Cómo abordar la discriminación en el trabajo

Si, a pesar de la existencia de normas y de la mayor conciencia social al respecto, se producen situaciones discriminatorias en el trabajo, las empresas y sus diferentes departamentos deben servirse de un protocolo de actuación para estos casos. Estos serían los pasos básicos para abordar la discriminación en el trabajo.
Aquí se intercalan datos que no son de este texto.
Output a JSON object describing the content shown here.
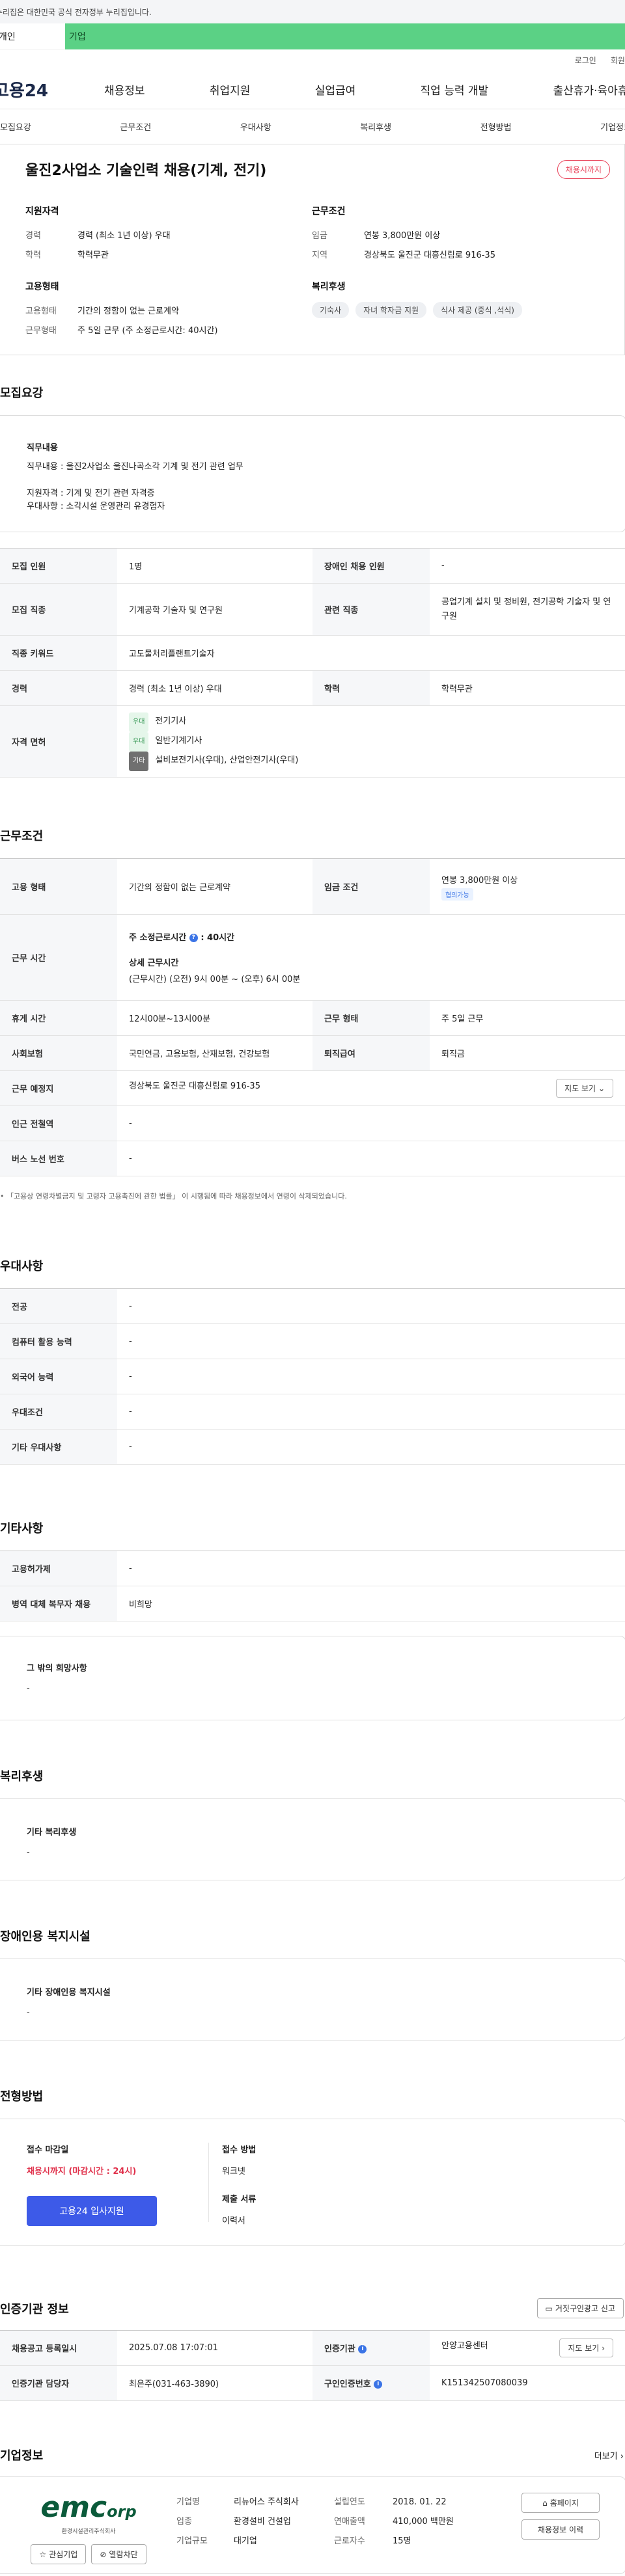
{
  "gov_banner": "이 누리집은 대한민국 공식 전자정부 누리집입니다.",
  "top_tabs": {
    "personal": "개인",
    "corporate": "기업"
  },
  "util": {
    "login": "로그인",
    "join": "회원가입"
  },
  "gnb": {
    "logo": "고용24",
    "menu": [
      "채용정보",
      "취업지원",
      "실업급여",
      "직업 능력 개발",
      "출산휴가·육아휴직"
    ]
  },
  "subnav": [
    "모집요강",
    "근무조건",
    "우대사항",
    "복리후생",
    "전형방법",
    "기업정보"
  ],
  "summary": {
    "title": "울진2사업소 기술인력 채용(기계, 전기)",
    "badge": "채용시까지",
    "qualification": {
      "title": "지원자격",
      "career_k": "경력",
      "career_v": "경력 (최소 1년 이상) 우대",
      "edu_k": "학력",
      "edu_v": "학력무관"
    },
    "conditions": {
      "title": "근무조건",
      "wage_k": "임금",
      "wage_v": "연봉 3,800만원 이상",
      "region_k": "지역",
      "region_v": "경상북도 울진군 대흥신림로 916-35"
    },
    "employment": {
      "title": "고용형태",
      "type_k": "고용형태",
      "type_v": "기간의 정함이 없는 근로계약",
      "shape_k": "근무형태",
      "shape_v": "주 5일 근무 (주 소정근로시간: 40시간)"
    },
    "welfare": {
      "title": "복리후생",
      "chips": [
        "기숙사",
        "자녀 학자금 지원",
        "식사 제공 (중식 ,석식)"
      ]
    }
  },
  "recruit": {
    "section_title": "모집요강",
    "duty_title": "직무내용",
    "duty_text": "직무내용 : 울진2사업소 울진나곡소각 기계 및 전기 관련 업무",
    "req_line1": "지원자격 : 기계 및 전기 관련 자격증",
    "req_line2": "우대사항 : 소각시설 운영관리 유경험자",
    "rows": {
      "count_h": "모집 인원",
      "count_v": "1명",
      "disabled_h": "장애인 채용 인원",
      "disabled_v": "-",
      "job_h": "모집 직종",
      "job_v": "기계공학 기술자 및 연구원",
      "related_h": "관련 직종",
      "related_v": "공업기계 설치 및 정비원, 전기공학 기술자 및 연구원",
      "keyword_h": "직종 키워드",
      "keyword_v": "고도물처리플랜트기술자",
      "career_h": "경력",
      "career_v": "경력 (최소 1년 이상) 우대",
      "edu_h": "학력",
      "edu_v": "학력무관",
      "license_h": "자격 면허",
      "licenses": [
        {
          "tag": "우대",
          "name": "전기기사"
        },
        {
          "tag": "우대",
          "name": "일반기계기사"
        },
        {
          "tag": "기타",
          "name": "설비보전기사(우대), 산업안전기사(우대)"
        }
      ]
    }
  },
  "work": {
    "section_title": "근무조건",
    "type_h": "고용 형태",
    "type_v": "기간의 정함이 없는 근로계약",
    "wage_h": "임금 조건",
    "wage_v": "연봉 3,800만원 이상",
    "wage_tag": "협의가능",
    "hours_h": "근무 시간",
    "hours_weekly_label": "주 소정근로시간",
    "hours_weekly_value": ": 40시간",
    "hours_detail_title": "상세 근무시간",
    "hours_detail": "(근무시간) (오전) 9시 00분 ~ (오후) 6시 00분",
    "break_h": "휴게 시간",
    "break_v": "12시00분~13시00분",
    "shape_h": "근무 형태",
    "shape_v": "주 5일 근무",
    "insurance_h": "사회보험",
    "insurance_v": "국민연금, 고용보험, 산재보험, 건강보험",
    "severance_h": "퇴직급여",
    "severance_v": "퇴직금",
    "place_h": "근무 예정지",
    "place_v": "경상북도 울진군 대흥신림로 916-35",
    "map_btn": "지도 보기",
    "subway_h": "인근 전철역",
    "subway_v": "-",
    "bus_h": "버스 노선 번호",
    "bus_v": "-",
    "note": "「고용상 연령차별금지 및 고령자 고용촉진에 관한 법률」 이 시행됨에 따라 채용정보에서 연령이 삭제되었습니다."
  },
  "preference": {
    "section_title": "우대사항",
    "rows": [
      {
        "h": "전공",
        "v": "-"
      },
      {
        "h": "컴퓨터 활용 능력",
        "v": "-"
      },
      {
        "h": "외국어 능력",
        "v": "-"
      },
      {
        "h": "우대조건",
        "v": "-"
      },
      {
        "h": "기타 우대사항",
        "v": "-"
      }
    ]
  },
  "etc": {
    "section_title": "기타사항",
    "rows": [
      {
        "h": "고용허가제",
        "v": "-"
      },
      {
        "h": "병역 대체 복무자 채용",
        "v": "비희망"
      }
    ],
    "box_title": "그 밖의 희망사항",
    "box_value": "-"
  },
  "welfare": {
    "section_title": "복리후생",
    "box_title": "기타 복리후생",
    "box_value": "-"
  },
  "facility": {
    "section_title": "장애인용 복지시설",
    "box_title": "기타 장애인용 복지시설",
    "box_value": "-"
  },
  "selection": {
    "section_title": "전형방법",
    "deadline_title": "접수 마감일",
    "deadline_value": "채용시까지 (마감시간 : 24시)",
    "apply_btn": "고용24 입사지원",
    "method_title": "접수 방법",
    "method_value": "워크넷",
    "docs_title": "제출 서류",
    "docs_value": "이력서"
  },
  "cert": {
    "section_title": "인증기관 정보",
    "report_btn": "거짓구인광고 신고",
    "reg_h": "채용공고 등록일시",
    "reg_v": "2025.07.08 17:07:01",
    "agency_h": "인증기관",
    "agency_v": "안양고용센터",
    "map_btn": "지도 보기",
    "manager_h": "인증기관 담당자",
    "manager_v": "최은주(031-463-3890)",
    "cert_no_h": "구인인증번호",
    "cert_no_v": "K151342507080039"
  },
  "company": {
    "section_title": "기업정보",
    "more": "더보기",
    "logo_text": "emc",
    "logo_suffix": "orp",
    "logo_sub": "환경시설관리주식회사",
    "fav_btn": "관심기업",
    "block_btn": "열람차단",
    "name_h": "기업명",
    "name_v": "리뉴어스 주식회사",
    "industry_h": "업종",
    "industry_v": "환경설비 건설업",
    "scale_h": "기업규모",
    "scale_v": "대기업",
    "founded_h": "설립연도",
    "founded_v": "2018. 01. 22",
    "sales_h": "연매출액",
    "sales_v": "410,000 백만원",
    "employees_h": "근로자수",
    "employees_v": "15명",
    "homepage_btn": "홈페이지",
    "history_btn": "채용정보 이력"
  }
}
  • Facilitar las denuncias: ser el protagonista de una situación de discriminación no es nada sencillo, hasta el punto de que muchas víctimas tienen miedo de denunciar estas malas conductas. La empresa debe facilitar las cosas creando un enlace permanente para estos casos. No tiene por qué ser un experto en discriminación laboral, sino simplemente un profesional que garantice la confidencialidad de la denuncia y promueva las acciones necesarias.
  • Comunicación fluida y segura: es positivo que las empresas mantengan abiertos canales de comunicación para atender a las personas que se sientan discriminadas en su puesto de trabajo. El portal del empleado de Bizneo HR es un buen recurso en este sentido, así como las encuestas de clima laboral. Esta última es ideal para detectar anomalías en el clima de la oficina, entre otras ventajas.